BoF Daily Digest | Chloë Sevigny opens up, Chalayan’s moment, Gap on track, Kate Moss marries in Galliano dress, Where’s the fun?

Chloë Sevigny for Opening Ceremony | Source: Opening Ceremony

The ‘It’ Girl, Now a Woman (NY Times)
“No profile of Ms. Sevigny over the years has failed to note either her distinctive laugh or the impression that she is little bit coy… It also helps explain why her fashion designs, now sold in 100 stores around the world, have been so successful. They hold the promise of Ms. Sevigny: looking cool without looking like you are trying.”

Hussein Chalayan: The man of the moment (Independent)
This looks set to be quite a month for the fashion designer Hussein Chalayan, who has long remained under the radar… Tomorrow at Les Arts Decoratifs in Paris, the largest retrospective of his work to date opens to the public.”

Gap Inc. on the Right Track (Retail Traffic)
“After a few tough years, Gap Inc. may have found the right turnaround strategy… To that end, last year the Gap launched its Web site in 90 new countries and opened its first locations in China and Italy—some of which have already become among the highest-performing locations in the firm’s portfolio.”

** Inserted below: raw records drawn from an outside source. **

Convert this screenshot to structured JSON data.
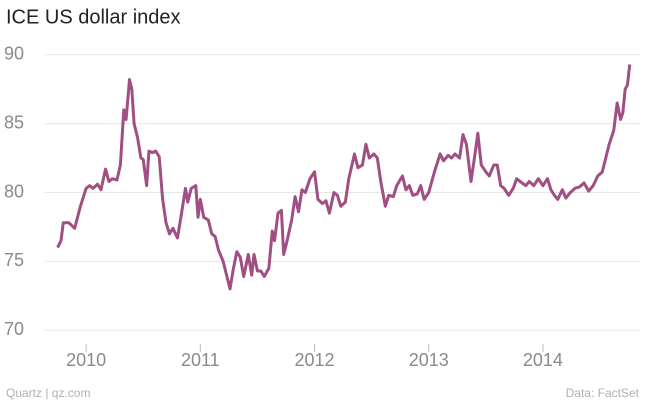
{
  "chart_data": {
    "type": "line",
    "title": "ICE US dollar index",
    "source": "Quartz | qz.com",
    "credit": "Data: FactSet",
    "x": [
      2009.75,
      2009.78,
      2009.8,
      2009.85,
      2009.9,
      2009.95,
      2010.0,
      2010.03,
      2010.06,
      2010.1,
      2010.13,
      2010.17,
      2010.2,
      2010.23,
      2010.27,
      2010.3,
      2010.33,
      2010.35,
      2010.38,
      2010.4,
      2010.42,
      2010.45,
      2010.48,
      2010.5,
      2010.53,
      2010.55,
      2010.58,
      2010.61,
      2010.64,
      2010.67,
      2010.7,
      2010.73,
      2010.76,
      2010.8,
      2010.83,
      2010.87,
      2010.89,
      2010.92,
      2010.96,
      2010.98,
      2011.0,
      2011.03,
      2011.07,
      2011.1,
      2011.13,
      2011.16,
      2011.2,
      2011.23,
      2011.26,
      2011.29,
      2011.32,
      2011.35,
      2011.38,
      2011.42,
      2011.45,
      2011.47,
      2011.5,
      2011.53,
      2011.56,
      2011.6,
      2011.63,
      2011.65,
      2011.68,
      2011.71,
      2011.73,
      2011.76,
      2011.8,
      2011.83,
      2011.86,
      2011.89,
      2011.92,
      2011.96,
      2012.0,
      2012.03,
      2012.07,
      2012.1,
      2012.13,
      2012.17,
      2012.2,
      2012.23,
      2012.27,
      2012.3,
      2012.35,
      2012.38,
      2012.42,
      2012.45,
      2012.48,
      2012.52,
      2012.55,
      2012.58,
      2012.62,
      2012.65,
      2012.69,
      2012.72,
      2012.77,
      2012.8,
      2012.83,
      2012.86,
      2012.9,
      2012.93,
      2012.96,
      2013.0,
      2013.05,
      2013.1,
      2013.13,
      2013.17,
      2013.2,
      2013.23,
      2013.27,
      2013.3,
      2013.33,
      2013.37,
      2013.4,
      2013.43,
      2013.46,
      2013.5,
      2013.53,
      2013.57,
      2013.6,
      2013.63,
      2013.66,
      2013.7,
      2013.74,
      2013.77,
      2013.8,
      2013.85,
      2013.88,
      2013.92,
      2013.96,
      2014.0,
      2014.04,
      2014.07,
      2014.1,
      2014.13,
      2014.17,
      2014.2,
      2014.24,
      2014.28,
      2014.32,
      2014.36,
      2014.4,
      2014.44,
      2014.48,
      2014.52,
      2014.55,
      2014.58,
      2014.62,
      2014.65,
      2014.68,
      2014.7,
      2014.72,
      2014.74,
      2014.76
    ],
    "series": [
      {
        "color": "#a04f82",
        "values": [
          76.0,
          76.5,
          77.8,
          77.8,
          77.4,
          79.0,
          80.3,
          80.5,
          80.3,
          80.6,
          80.2,
          81.7,
          80.8,
          81.0,
          80.9,
          82.0,
          86.0,
          85.3,
          88.2,
          87.5,
          85.0,
          84.0,
          82.5,
          82.4,
          80.5,
          83.0,
          82.9,
          83.0,
          82.6,
          79.5,
          77.8,
          77.0,
          77.4,
          76.7,
          78.2,
          80.3,
          79.3,
          80.3,
          80.5,
          78.2,
          79.5,
          78.2,
          78.0,
          77.0,
          76.8,
          75.8,
          75.0,
          74.0,
          73.0,
          74.5,
          75.7,
          75.3,
          73.9,
          75.5,
          74.0,
          75.5,
          74.3,
          74.3,
          73.9,
          74.5,
          77.2,
          76.5,
          78.5,
          78.7,
          75.5,
          76.5,
          78.0,
          79.7,
          78.6,
          80.2,
          80.0,
          81.0,
          81.5,
          79.5,
          79.2,
          79.4,
          78.5,
          80.0,
          79.8,
          79.0,
          79.3,
          81.0,
          82.8,
          81.8,
          82.0,
          83.5,
          82.5,
          82.8,
          82.5,
          80.8,
          79.0,
          79.8,
          79.7,
          80.5,
          81.2,
          80.2,
          80.5,
          79.8,
          79.9,
          80.5,
          79.5,
          80.0,
          81.5,
          82.8,
          82.3,
          82.7,
          82.5,
          82.8,
          82.5,
          84.2,
          83.5,
          80.8,
          82.5,
          84.3,
          82.0,
          81.5,
          81.2,
          82.0,
          82.0,
          80.5,
          80.3,
          79.8,
          80.3,
          81.0,
          80.8,
          80.5,
          80.8,
          80.5,
          81.0,
          80.5,
          81.0,
          80.2,
          79.8,
          79.5,
          80.2,
          79.6,
          80.0,
          80.3,
          80.4,
          80.7,
          80.1,
          80.5,
          81.2,
          81.5,
          82.5,
          83.5,
          84.5,
          86.5,
          85.3,
          85.8,
          87.5,
          87.8,
          89.3
        ]
      }
    ],
    "xlim": [
      2009.64,
      2014.85
    ],
    "xticks": [
      2010,
      2011,
      2012,
      2013,
      2014
    ],
    "ylim": [
      69,
      91
    ],
    "yticks": [
      70,
      75,
      80,
      85,
      90
    ],
    "grid": true
  }
}
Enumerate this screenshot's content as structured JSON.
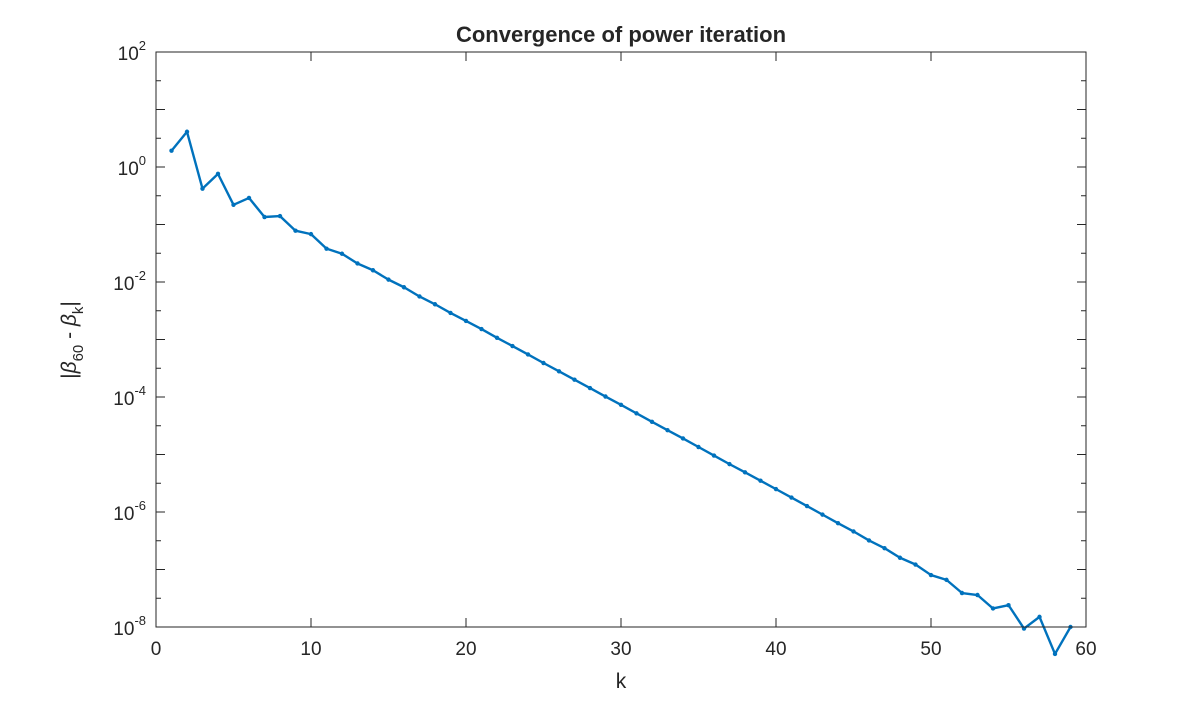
{
  "chart_data": {
    "type": "line",
    "title": "Convergence of power iteration",
    "xlabel": "k",
    "ylabel": {
      "prefix": "|",
      "beta1": "β",
      "sub1": "60",
      "middle": " - ",
      "beta2": "β",
      "sub2": "k",
      "suffix": "|"
    },
    "xlim": [
      0,
      60
    ],
    "ylim": [
      1e-08,
      100
    ],
    "yscale": "log",
    "grid": false,
    "legend": "none",
    "x_ticks": [
      0,
      10,
      20,
      30,
      40,
      50,
      60
    ],
    "y_ticks": [
      {
        "base": "10",
        "exp": "2",
        "value": 100
      },
      {
        "base": "10",
        "exp": "0",
        "value": 1
      },
      {
        "base": "10",
        "exp": "-2",
        "value": 0.01
      },
      {
        "base": "10",
        "exp": "-4",
        "value": 0.0001
      },
      {
        "base": "10",
        "exp": "-6",
        "value": 1e-06
      },
      {
        "base": "10",
        "exp": "-8",
        "value": 1e-08
      }
    ],
    "series": [
      {
        "color": "#0072BD",
        "x": [
          1,
          2,
          3,
          4,
          5,
          6,
          7,
          8,
          9,
          10,
          11,
          12,
          13,
          14,
          15,
          16,
          17,
          18,
          19,
          20,
          21,
          22,
          23,
          24,
          25,
          26,
          27,
          28,
          29,
          30,
          31,
          32,
          33,
          34,
          35,
          36,
          37,
          38,
          39,
          40,
          41,
          42,
          43,
          44,
          45,
          46,
          47,
          48,
          49,
          50,
          51,
          52,
          53,
          54,
          55,
          56,
          57,
          58,
          59
        ],
        "y": [
          1.92,
          4.1,
          0.42,
          0.76,
          0.22,
          0.29,
          0.135,
          0.14,
          0.078,
          0.068,
          0.038,
          0.031,
          0.021,
          0.016,
          0.011,
          0.0081,
          0.0056,
          0.0041,
          0.0029,
          0.0021,
          0.00152,
          0.00107,
          0.00077,
          0.00055,
          0.00039,
          0.00028,
          0.0002,
          0.000143,
          0.000102,
          7.3e-05,
          5.2e-05,
          3.7e-05,
          2.65e-05,
          1.9e-05,
          1.35e-05,
          9.6e-06,
          6.8e-06,
          4.9e-06,
          3.5e-06,
          2.5e-06,
          1.78e-06,
          1.27e-06,
          9e-07,
          6.4e-07,
          4.6e-07,
          3.2e-07,
          2.35e-07,
          1.6e-07,
          1.22e-07,
          8e-08,
          6.6e-08,
          3.9e-08,
          3.6e-08,
          2.1e-08,
          2.4e-08,
          9.4e-09,
          1.5e-08,
          3.4e-09,
          1e-08
        ]
      }
    ]
  }
}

Kate Moss’ Controversial Gown (The Daily Beast)
“Some might think that in wearing the dress, Moss was making a symbolic statement about Galliano’s skill as a designer, his importance in the fashion industry, or even the justice—or injustice—of his being fired.”

Where Did the Fun Go? (On the Runway)
I think in general what’s missing from the Paris and Milan spring shows is a sense of fun… The lack of pleasure is only one casualty of a system that has become absurdly pressure-filled. But its absence is evident in the collections — and what do consumers really want from fashion but something fun to wear?”